According to court documents seen by The Washington Post, Hutchins said in the phone call: ‘So I wrote code for a guy a while back who then incorporated it into a banking malware, so they have logs of that, and essentially they want to know my part of the banking operation or if I just sold the code on to some guy… once they found I sold the code to someone, they wanted me to give them his name, and I don’t actually know anything about him.’

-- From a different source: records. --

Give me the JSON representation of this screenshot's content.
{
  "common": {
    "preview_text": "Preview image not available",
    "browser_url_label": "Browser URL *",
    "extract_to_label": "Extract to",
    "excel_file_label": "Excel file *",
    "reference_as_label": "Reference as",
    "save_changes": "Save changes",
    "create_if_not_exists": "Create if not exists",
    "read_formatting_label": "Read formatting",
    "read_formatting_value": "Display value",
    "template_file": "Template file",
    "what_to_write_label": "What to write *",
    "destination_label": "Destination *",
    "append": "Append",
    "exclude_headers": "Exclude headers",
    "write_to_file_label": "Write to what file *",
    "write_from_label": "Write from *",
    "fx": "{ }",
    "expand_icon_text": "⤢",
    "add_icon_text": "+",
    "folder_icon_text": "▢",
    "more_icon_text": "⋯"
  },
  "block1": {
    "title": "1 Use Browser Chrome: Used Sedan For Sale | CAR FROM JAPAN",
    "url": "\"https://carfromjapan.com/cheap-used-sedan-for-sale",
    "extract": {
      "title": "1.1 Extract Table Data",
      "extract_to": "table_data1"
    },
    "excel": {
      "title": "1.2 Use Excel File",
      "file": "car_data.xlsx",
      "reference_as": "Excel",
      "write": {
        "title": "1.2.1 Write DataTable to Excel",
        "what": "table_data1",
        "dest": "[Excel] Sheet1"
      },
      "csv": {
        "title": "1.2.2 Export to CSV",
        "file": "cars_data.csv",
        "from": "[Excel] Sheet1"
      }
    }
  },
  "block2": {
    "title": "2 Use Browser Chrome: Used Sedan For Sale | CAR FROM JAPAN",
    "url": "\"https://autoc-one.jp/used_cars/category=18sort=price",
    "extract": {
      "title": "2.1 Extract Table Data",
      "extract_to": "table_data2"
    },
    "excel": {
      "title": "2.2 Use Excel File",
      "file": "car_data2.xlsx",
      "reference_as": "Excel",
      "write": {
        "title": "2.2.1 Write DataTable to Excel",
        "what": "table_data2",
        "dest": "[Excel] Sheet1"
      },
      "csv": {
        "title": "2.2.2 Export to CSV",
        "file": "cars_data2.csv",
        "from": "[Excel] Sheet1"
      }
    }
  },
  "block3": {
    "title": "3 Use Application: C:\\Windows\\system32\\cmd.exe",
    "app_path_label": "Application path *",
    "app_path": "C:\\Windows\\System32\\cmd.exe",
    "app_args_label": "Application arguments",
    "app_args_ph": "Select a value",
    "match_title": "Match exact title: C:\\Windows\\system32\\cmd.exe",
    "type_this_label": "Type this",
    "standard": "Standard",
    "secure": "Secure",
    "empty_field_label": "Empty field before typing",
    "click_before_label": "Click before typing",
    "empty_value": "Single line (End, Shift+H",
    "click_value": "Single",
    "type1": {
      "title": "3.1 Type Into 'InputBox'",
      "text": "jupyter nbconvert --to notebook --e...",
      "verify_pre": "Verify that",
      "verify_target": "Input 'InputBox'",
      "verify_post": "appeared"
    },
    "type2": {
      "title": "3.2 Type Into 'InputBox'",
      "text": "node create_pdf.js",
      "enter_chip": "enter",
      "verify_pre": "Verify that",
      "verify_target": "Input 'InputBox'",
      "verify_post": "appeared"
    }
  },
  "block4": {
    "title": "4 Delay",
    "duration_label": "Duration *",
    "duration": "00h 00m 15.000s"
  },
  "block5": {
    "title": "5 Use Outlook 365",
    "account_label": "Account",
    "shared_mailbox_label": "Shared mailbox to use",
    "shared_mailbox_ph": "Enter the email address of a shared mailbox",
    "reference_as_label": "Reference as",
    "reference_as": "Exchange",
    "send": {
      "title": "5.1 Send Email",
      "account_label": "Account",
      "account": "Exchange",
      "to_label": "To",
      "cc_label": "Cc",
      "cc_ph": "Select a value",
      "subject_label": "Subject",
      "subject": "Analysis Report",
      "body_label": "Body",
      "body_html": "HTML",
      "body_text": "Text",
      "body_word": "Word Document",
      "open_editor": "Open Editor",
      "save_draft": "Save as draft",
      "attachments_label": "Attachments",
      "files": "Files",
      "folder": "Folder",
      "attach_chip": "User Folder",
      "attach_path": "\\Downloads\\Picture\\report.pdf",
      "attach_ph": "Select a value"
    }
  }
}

The cyber security expert also said logs of an online chat showed he had given software called ‘compiled binary’ to someone ‘to repay a debt’ of ‘about five grand’.
He denies the charges and his lawyers argue the call is inadmissible as evidence as he had been ‘coerced’ by investigators.
The debt had arisen after he suffered a software malfunction while holding Bitcoin for another person.
As a result of the issue he lost some of the cryptocurrency.
Hutchins, also known as Malwaretech, also said in the phonecall: ‘I think the coding part I was less than 18, but I think giving him the binary I might have been older than 18.’
He added: ‘I knew it was always going to come back, I just didn’t think it would be so soon.’
Hutchins, of Ilfracombe, Devon, was arrested in a first-class lounge at McCarran International Airport in Las Vegas as he waited to board a flight back to the UK on August 2 2017.
He helped shut down the global WannaCry cyber attack – which targeted the NHS – in May 2017.
The cyber expert was hailed as a hero when he found a ‘kill-switch’ that slowed the effects of the virus that hit more than 300,000 computers in 150 countries.
The investigation into the banking malware predates that attack and is completely unrelated, officials said.
An indictment from July 2017 says Hutchins created the Kronos malware before conspiring with another defendant, whose name has been redacted, to advertise and sell it on internet forums.
The unnamed defendant sold the software for 2,000 dollars (£1,500) in a digital currency, according to the charges that cover a period between July 2014 and July 2015.
Hutchins is due to appeal for the telephone call transcript, along with post-arrest statements, to be suppressed from legal proceedings at a hearing on Wednesday.
Lawyers argue that during questioning ‘the government coerced Mr Hutchins, who was sleep-deprived and intoxicated, to talk’.
They argue that, as he is a British citizen he did not sufficiently understand warnings given over how comments he made may affect his case.